The change is partially breaking, because it wasn't possible beforehand to read text content from the Tag Processor. The same behavior was embedded within the Tag Processor when an HTML document only contained the opening TITLE tag; it would not find the opening tag if it couldn't find the closing tag.

The dev notes highlight this as a change. I'll send you a DM with a link to the preview.

#5 @costdev
15 months ago

Thanks @dmsnell!

#6 in reply to: ↑ 2 @westonruter
15 months ago

  • Keywords close added; needs-patch removed

Replying to dmsnell:

@westonruter we made a breaking change in this behavior in order to avoid mistakes dealing with the fact that no HTML exists inside the TITLE.

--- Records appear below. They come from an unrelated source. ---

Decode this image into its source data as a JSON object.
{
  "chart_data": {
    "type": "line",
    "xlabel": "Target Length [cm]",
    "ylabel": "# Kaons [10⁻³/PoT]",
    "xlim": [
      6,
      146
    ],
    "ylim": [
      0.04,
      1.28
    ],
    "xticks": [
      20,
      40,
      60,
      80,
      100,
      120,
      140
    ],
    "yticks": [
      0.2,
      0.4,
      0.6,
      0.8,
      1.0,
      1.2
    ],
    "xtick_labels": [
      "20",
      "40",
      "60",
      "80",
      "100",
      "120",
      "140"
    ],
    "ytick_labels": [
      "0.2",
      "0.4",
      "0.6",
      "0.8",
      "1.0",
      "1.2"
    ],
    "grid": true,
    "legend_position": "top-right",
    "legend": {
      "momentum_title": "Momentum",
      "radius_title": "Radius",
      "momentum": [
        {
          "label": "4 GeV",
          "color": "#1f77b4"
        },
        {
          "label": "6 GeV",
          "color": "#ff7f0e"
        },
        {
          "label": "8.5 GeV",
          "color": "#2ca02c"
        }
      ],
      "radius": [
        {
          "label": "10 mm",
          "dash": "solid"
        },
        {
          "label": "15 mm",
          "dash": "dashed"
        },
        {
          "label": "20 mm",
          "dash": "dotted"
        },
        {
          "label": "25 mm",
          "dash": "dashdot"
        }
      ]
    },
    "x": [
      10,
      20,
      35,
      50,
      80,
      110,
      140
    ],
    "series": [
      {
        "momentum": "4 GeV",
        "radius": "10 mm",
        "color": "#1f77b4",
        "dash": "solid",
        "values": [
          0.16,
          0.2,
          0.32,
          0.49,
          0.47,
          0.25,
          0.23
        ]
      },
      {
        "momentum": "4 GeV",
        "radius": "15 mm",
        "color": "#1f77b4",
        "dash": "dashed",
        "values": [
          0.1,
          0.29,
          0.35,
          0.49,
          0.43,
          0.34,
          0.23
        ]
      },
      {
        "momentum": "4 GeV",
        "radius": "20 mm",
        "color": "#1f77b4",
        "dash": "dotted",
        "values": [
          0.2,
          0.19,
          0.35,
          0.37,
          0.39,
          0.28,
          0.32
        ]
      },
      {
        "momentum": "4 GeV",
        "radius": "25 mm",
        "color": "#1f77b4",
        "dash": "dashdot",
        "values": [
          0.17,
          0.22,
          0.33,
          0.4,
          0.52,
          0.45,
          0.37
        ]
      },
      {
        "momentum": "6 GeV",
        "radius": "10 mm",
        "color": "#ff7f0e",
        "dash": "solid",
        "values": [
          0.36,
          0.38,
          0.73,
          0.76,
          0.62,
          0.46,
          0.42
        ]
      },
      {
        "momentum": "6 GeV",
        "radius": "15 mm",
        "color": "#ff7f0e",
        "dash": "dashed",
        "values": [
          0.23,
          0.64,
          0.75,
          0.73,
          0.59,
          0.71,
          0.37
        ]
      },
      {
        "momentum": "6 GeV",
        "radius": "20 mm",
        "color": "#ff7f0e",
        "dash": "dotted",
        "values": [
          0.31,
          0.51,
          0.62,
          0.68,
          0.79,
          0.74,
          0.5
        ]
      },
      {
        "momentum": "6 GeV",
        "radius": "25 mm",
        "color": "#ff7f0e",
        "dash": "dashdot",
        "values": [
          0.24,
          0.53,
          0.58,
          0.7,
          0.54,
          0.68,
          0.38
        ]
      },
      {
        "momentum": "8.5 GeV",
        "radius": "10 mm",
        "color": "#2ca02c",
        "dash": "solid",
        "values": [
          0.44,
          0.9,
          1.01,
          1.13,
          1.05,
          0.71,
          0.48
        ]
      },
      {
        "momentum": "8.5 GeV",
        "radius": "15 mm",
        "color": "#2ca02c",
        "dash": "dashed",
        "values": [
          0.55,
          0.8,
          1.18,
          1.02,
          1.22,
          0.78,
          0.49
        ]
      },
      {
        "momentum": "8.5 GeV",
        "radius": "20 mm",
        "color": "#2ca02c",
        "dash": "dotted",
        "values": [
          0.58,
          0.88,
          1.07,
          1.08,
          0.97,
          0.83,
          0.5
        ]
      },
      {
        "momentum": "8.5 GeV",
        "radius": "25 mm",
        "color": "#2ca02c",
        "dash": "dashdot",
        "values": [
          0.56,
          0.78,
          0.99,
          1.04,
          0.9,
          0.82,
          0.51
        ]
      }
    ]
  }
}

you can now treat TITLE and the other special tags as if they were void or self-closing. to get the contents, call $processor->get_modifiable_text() while matched on a TITLE tag.

you will also still visit closing TITLE tags if they appear unexpectedly, as in <div>This is not a div closer</title>

OK, thanks. Please let me know if this change aligns with the changes in WP 5.6: https://github.com/WordPress/performance/pull/963

#7 @dmsnell
15 months ago

@westonruter it looks like you made appropriate changes there. Note that you may still encounter closing tags of these types, but only if they are unexpected. In your script though this should be fine as I don't think you'll have the elements on the stack to pop off, and I think you skip popping from the stack if the bottom element isn't the same as what you scan with the HTML API.

Soon I hope to be at the point where you can fully switch to the HTML Processor where none of this will have to be replicated in your own application-level code.

#8 @westonruter
15 months ago

  • Keywords close removed
  • Milestone 6.5 deleted
  • Resolution set to wontfix
  • Status changed from new to closed
Note: See TracTickets for help on using tickets.